Touching lives in PNG

Today, I want to share two stories with you...


I first met Robert a couple of weeks ago.  He is a 3rd year student at Melanesian Nazarene Bible College which is located just down the road from Kudjip.  He became a Christian several years ago and is now following God's call to ministry.  During a clinic visit, I noticed that there was something wrong with Robert's eyes.  I learned that he is completely blind in his right eye, and almost blind in the left due to an abnormal pupil and cataract.  He tries to read by holding a small magnifying glass very close between his face and the book.  Another student sits with him in class to take notes and his wife also helps him with the reading.  This week we were able to refer him to an eye specialist in the district capital.  Someone from the US. has made a donation to purchase a Pidgin audio Bible so that Robert can listen to and study the Word even if he can't read it.  I'm not sure if anything can be done to improve his sight, but I am excited to explore every possibility for helping this young pastor!

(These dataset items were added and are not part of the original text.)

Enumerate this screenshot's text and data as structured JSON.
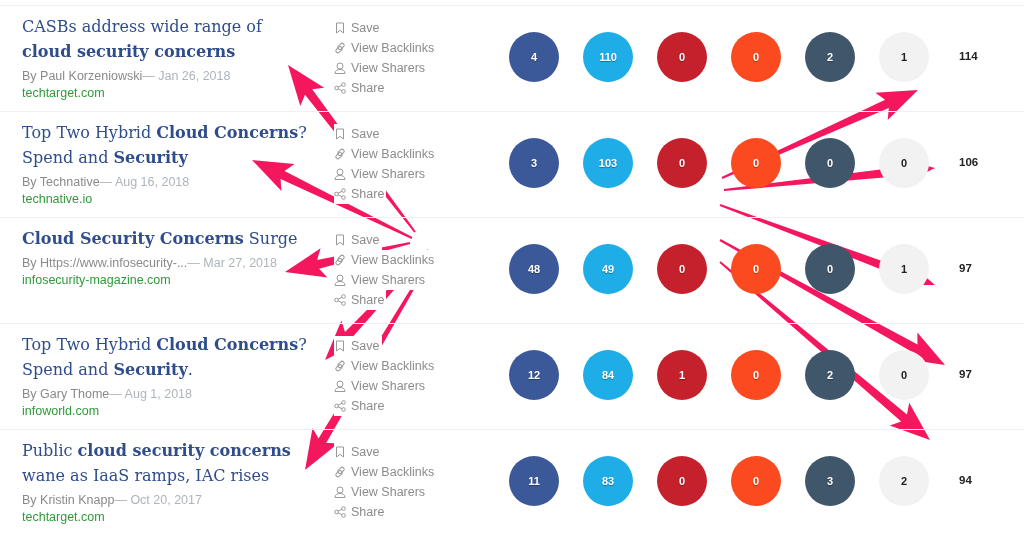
{
  "results": [
    {
      "title": "CASBs address wide range of **cloud security concerns**",
      "author": "By Paul Korzeniowski",
      "date": "— Jan 26, 2018",
      "domain": "techtarget.com",
      "actions": [
        "Save",
        "View Backlinks",
        "View Sharers",
        "Share"
      ],
      "shares": [
        {
          "value": "4",
          "color": "#3b5998"
        },
        {
          "value": "110",
          "color": "#1fade8"
        },
        {
          "value": "0",
          "color": "#c4212c"
        },
        {
          "value": "0",
          "color": "#fb4a1f"
        },
        {
          "value": "2",
          "color": "#40566a"
        },
        {
          "value": "1",
          "color": "#f2f2f2"
        }
      ],
      "total": "114"
    },
    {
      "title": "Top Two Hybrid **Cloud Concerns**? Spend and **Security**",
      "author": "By Technative",
      "date": "— Aug 16, 2018",
      "domain": "technative.io",
      "actions": [
        "Save",
        "View Backlinks",
        "View Sharers",
        "Share"
      ],
      "shares": [
        {
          "value": "3",
          "color": "#3b5998"
        },
        {
          "value": "103",
          "color": "#1fade8"
        },
        {
          "value": "0",
          "color": "#c4212c"
        },
        {
          "value": "0",
          "color": "#fb4a1f"
        },
        {
          "value": "0",
          "color": "#40566a"
        },
        {
          "value": "0",
          "color": "#f2f2f2"
        }
      ],
      "total": "106"
    },
    {
      "title": "**Cloud Security Concerns** Surge",
      "author": "By Https://www.infosecurity-...",
      "date": "— Mar 27, 2018",
      "domain": "infosecurity-magazine.com",
      "actions": [
        "Save",
        "View Backlinks",
        "View Sharers",
        "Share"
      ],
      "shares": [
        {
          "value": "48",
          "color": "#3b5998"
        },
        {
          "value": "49",
          "color": "#1fade8"
        },
        {
          "value": "0",
          "color": "#c4212c"
        },
        {
          "value": "0",
          "color": "#fb4a1f"
        },
        {
          "value": "0",
          "color": "#40566a"
        },
        {
          "value": "1",
          "color": "#f2f2f2"
        }
      ],
      "total": "97"
    },
    {
      "title": "Top Two Hybrid **Cloud Concerns**? Spend and **Security**.",
      "author": "By Gary Thome",
      "date": "— Aug 1, 2018",
      "domain": "infoworld.com",
      "actions": [
        "Save",
        "View Backlinks",
        "View Sharers",
        "Share"
      ],
      "shares": [
        {
          "value": "12",
          "color": "#3b5998"
        },
        {
          "value": "84",
          "color": "#1fade8"
        },
        {
          "value": "1",
          "color": "#c4212c"
        },
        {
          "value": "0",
          "color": "#fb4a1f"
        },
        {
          "value": "2",
          "color": "#40566a"
        },
        {
          "value": "0",
          "color": "#f2f2f2"
        }
      ],
      "total": "97"
    },
    {
      "title": "Public **cloud security concerns** wane as IaaS ramps, IAC rises",
      "author": "By Kristin Knapp",
      "date": "— Oct 20, 2017",
      "domain": "techtarget.com",
      "actions": [
        "Save",
        "View Backlinks",
        "View Sharers",
        "Share"
      ],
      "shares": [
        {
          "value": "11",
          "color": "#3b5998"
        },
        {
          "value": "83",
          "color": "#1fade8"
        },
        {
          "value": "0",
          "color": "#c4212c"
        },
        {
          "value": "0",
          "color": "#fb4a1f"
        },
        {
          "value": "3",
          "color": "#40566a"
        },
        {
          "value": "2",
          "color": "#f2f2f2"
        }
      ],
      "total": "94"
    }
  ]
}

Meti is one of my dearest PNGian friends.  She is our “haus meri,” helping to keep Becky and I in order by cleaning our home and working in the garden.  She is also teaching me Pidgin and other such things about PNG.  Meti has an amazing testimony.  As a young woman, she was forced to marry a man she did not know.  Her husband later abandoned her for another wife.  She is now a single mother, supporting and raising three children on her own.  She feels that God has called to minister missionaries, widows, and orphans... and what a ministry she has!  Meti has been elected as a delegate to General Assembly for Church of the Nazarene.  It is her prayer to travel to the US and represent PNG at General Assembly this coming summer, and she has incredible faith that God will answer.  She has been working and saving for two years now, and has almost enough for 1/2 of a plane ticket... but so much farther to go!


These are two people who have so touched my heart.  Travel, doctors visits, and glasses are expensive and can be a strain on a student budget.  What if I could help this young pastor to read and study the Bible?  For a single mother from a small village in PNG, the dream of attending General Assembly is a big one.  Would God use me to help answer her prayers?  Can God use you?

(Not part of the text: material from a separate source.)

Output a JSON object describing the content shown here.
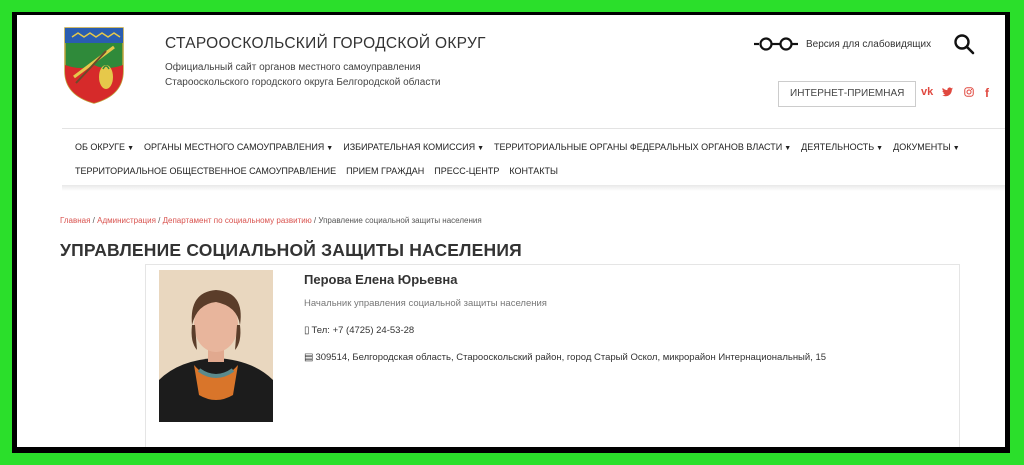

I recently learned that I have fund which is processed through Church of the Nazarene but held in PNG.  I can use donations to this account to help people like Meti and Robert.  Funds can also be applied toward other needs such as building, equipment/supply, and medicines at the hospital.  If you would like to give a gift toward this fund, send your contribution to:  General Treasurer Church of the Nazarene, 17001 Prairie Star Parkway, Lenexa, KS, 66220.  Please mark in the memo line of your check:  “work of Stephanie Doenges” (this part is very important to make sure it gets to the correct account).  Any donations through the church are tax deductible, as with gifts toward my deputation account.  Drop me an email if you send in a donation, and I will forward updates on how this money is being used to help the people in PNG.


Thank you to those who have already given to my deputation fund, which helps to support my existence here!  And thanks for all of your ongoing support through correspondence and prayers.  I could not do this job without you.

Friday 13 March 2009

Fun times :)

So what does one do for fun when you live in the middle of the bush?  Oh, there are plenty of good times to be had around here.  

Take Friday night, for example.  Hop from house to house and you will find missionary friends and volunteers gathered for pizza and games.  Watch out for Becky Wallace... she really knows her Bible trivia!  Of get yourself moving with a game of ping pong courtesy of "The Complete Works of Charles Dickens."

Sometimes we have a special movie night, such as the recent showing of Princess Bride at the Bennett home.  We also had a ladies' evening with Jane Austin.  We enjoyed fondue goodies and the BBC's most recent edition of Sense and Sensibility.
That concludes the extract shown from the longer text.